The United States is preparing for space exploration, too, as transport ships like SpaceX's Starship are moving closer to reality. These types of spacecraft can make multiple trips to and from space, instead of burning up after one flight. "You could basically build the international space station in a week off just one rocket," Ojala says. "That is going to transform how we as humans view space, and we have to consider how we deal with all the human foibles that are part of reality and will be in space."
Of course, Michigan Tech also has many alumni working for NASA. There's a well-established link between the University and the space agency. Benjamin Jensen '09 '14 is a research engineer at NASA's Langley Research Center. He works in lightweight materials and "taking new and emerging materials and trying to progress them up the technical readiness scale to the point where they can become enabling technologies for aircraft and spacecraft," he says.
When he first considered coming to Michigan Tech for his undergraduate studies, he asked if the school had an aerospace degree. Even though it wasn't a formal option at the time, he came anyway. He's glad there is going to be that option now for Tech students—and for the greater good.
"Aircraft and spacecraft technology are vital national interests," he says. He added that he likes that NASA is a civilian space agency, which means a lot of the technologies developed by NASA for space are useful on Earth as well. For example, he says, solar panels have become ubiquitous on the ground around the US in part because NASA invested a lot of research into that technology.
The Next Generation of Space Engineers
While the aerospace engineering undergrad degree program is pending final approval by the state and Higher Learning Commission to officially start in fall 2025, first-year students enrolling at Michigan Tech will be able to change their major to aerospace engineering in 2024, Allen says. Mechanical engineering students will also be able to add on classes to complete a double major. The first students to graduate with the degree could walk across the commencement stage as early as spring 2027. Allen estimates that the aerospace engineering program should attract somewhere between 400 and 600 additional students to the University.
The planned addition of the undergraduate aerospace engineering degree will complement and build on the foundation of aerospace research already happening at Michigan Tech.
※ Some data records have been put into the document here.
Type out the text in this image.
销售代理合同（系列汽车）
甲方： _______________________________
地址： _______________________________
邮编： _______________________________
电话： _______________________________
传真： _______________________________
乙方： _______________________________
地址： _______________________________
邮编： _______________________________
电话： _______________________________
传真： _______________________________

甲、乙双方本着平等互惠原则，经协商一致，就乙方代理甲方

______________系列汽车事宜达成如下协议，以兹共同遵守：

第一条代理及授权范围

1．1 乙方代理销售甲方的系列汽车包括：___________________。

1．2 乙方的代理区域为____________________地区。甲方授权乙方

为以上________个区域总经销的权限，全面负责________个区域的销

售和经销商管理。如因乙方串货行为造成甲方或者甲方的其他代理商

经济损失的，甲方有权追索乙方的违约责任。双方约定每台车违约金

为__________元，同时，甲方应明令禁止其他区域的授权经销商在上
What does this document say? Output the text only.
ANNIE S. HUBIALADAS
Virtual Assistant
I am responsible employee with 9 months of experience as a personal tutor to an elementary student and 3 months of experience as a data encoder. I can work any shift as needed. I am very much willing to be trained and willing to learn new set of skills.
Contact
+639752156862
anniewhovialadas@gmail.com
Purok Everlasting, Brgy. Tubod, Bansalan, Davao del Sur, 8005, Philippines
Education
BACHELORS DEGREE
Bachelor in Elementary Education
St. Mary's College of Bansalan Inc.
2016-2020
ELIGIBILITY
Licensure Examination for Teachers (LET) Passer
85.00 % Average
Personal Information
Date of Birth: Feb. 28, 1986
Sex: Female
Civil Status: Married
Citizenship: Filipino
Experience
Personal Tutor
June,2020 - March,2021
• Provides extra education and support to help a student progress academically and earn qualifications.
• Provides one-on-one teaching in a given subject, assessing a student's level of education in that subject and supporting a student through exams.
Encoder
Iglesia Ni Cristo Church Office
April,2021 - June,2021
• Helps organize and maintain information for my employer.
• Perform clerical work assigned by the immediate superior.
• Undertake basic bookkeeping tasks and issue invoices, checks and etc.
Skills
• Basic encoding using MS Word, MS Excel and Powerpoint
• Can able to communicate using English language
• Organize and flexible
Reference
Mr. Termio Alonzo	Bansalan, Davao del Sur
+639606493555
"This is a unique engineering university in a gem of a community, with high-tech companies based here building some of the most innovative aerospace technologies available on the market," King says. "And this is just the beginning. With the expansion of the department and the new curriculum, you're going to see all of those efforts multiplied and taken to the next level."
Michigan Technological University is a public research university founded in 1885 in Houghton, Michigan, and is home to nearly 7,500 students from more than 60 countries around the world. Consistently ranked among the best universities in the country for return on investment, Michigan’s flagship technological university offers more than 120 undergraduate and graduate degree programs in science and technology, engineering, computing, forestry, business, health professions, humanities, mathematics, social sciences, and the arts. The rural campus is situated just miles from Lake Superior in Michigan's Upper Peninsula, offering year-round opportunities for outdoor adventure.